Temperature Variation Rules and Prediction Model of Solar Greenhouse in West Liaoning

  • Received:2013-01-23 Revised:2013-02-18 Online:2013-08-15 Published:2013-08-15

摘要: 为了设施农业的发展,拓宽农业气象服务范围,减轻低温冷害对日光温室农业生产的影响。利用多年多点日光温室大棚内外气象观测资料,采用相关及温度变化速率分析方法,对日光温室内温度变化特征进行研究并建立预测模型。结果表明,日光温室内气温有明显的日变化和季节变化。不同的天气状况、不同季节产生不同的温变速率,晴天温度速率大于多云及阴天;寒冷期温变速率大于非寒冷期。大棚内温度日变化为“1升2降”,季节变化呈U型。日光温室内外温差随着外界气温的下降而加大,12月至翌年2月呈抛物线型变化。应用棚内温度预测模型,预报2012年2月中旬棚内最低温度,预报值平均绝对误差-0.7℃,平均相对误差-11.4%。

关键词: 产量预测, 产量预测

Abstract: The paper targets at promoting the development of agricultural facilities, expanding the scope of agro-meteorological services, and reducing impact of chilling damage on greenhouse agricultural production. It made researches on the temperature variation in the solar greenhouse and established related predictive models, in accordance with meteorological observation data inside and outside solar greenhouse collected on multiple monitoring sites over the years, by adopting correlation methods and the temperature variation rate analysis methods. It was shown from the results that there appeared significant diurnal and seasonal changes in temperature of solar greenhouse.
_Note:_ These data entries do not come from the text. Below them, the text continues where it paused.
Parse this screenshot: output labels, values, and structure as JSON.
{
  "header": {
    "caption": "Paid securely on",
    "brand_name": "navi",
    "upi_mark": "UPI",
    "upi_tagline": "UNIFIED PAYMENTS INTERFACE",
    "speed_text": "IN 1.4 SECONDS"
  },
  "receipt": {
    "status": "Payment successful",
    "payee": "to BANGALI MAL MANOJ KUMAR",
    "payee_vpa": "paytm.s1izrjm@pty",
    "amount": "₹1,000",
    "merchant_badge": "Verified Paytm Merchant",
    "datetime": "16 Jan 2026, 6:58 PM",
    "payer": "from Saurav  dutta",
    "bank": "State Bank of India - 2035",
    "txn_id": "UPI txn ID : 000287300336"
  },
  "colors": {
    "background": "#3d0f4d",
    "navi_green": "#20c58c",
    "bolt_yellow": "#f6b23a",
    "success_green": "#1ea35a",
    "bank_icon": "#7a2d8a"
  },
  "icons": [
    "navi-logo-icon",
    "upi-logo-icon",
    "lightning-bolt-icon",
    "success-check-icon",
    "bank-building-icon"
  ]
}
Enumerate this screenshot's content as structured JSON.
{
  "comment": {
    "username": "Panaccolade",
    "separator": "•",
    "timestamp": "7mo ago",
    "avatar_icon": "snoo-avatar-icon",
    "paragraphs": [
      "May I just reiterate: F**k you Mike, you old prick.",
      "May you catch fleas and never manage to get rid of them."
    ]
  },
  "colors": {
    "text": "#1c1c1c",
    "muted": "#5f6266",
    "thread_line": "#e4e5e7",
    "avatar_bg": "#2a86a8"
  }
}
At different weather conditions and different seasons, the variation rate varied; the temperature variation rate in sunny days was greater than that in cloudy days; the temperature variation rate in cold period was greater than that in non-cold period; the diurnal temperature variation of solar greenhouse was characterized by “one-increasing-factor” and “two-decreasing-factor”, seasonal change presented a “U-shaped” curve. The inside/outside temperature difference of solar greenhouse increased with decline of outside temperature, showing a parabolic change from December to February next year. The greenhouse temperature prediction model was applied to predicting minimum temperature inside greenhouse in February 2012. The average absolute error of forecast value was -0.7℃, and the average relative error was -11.4%.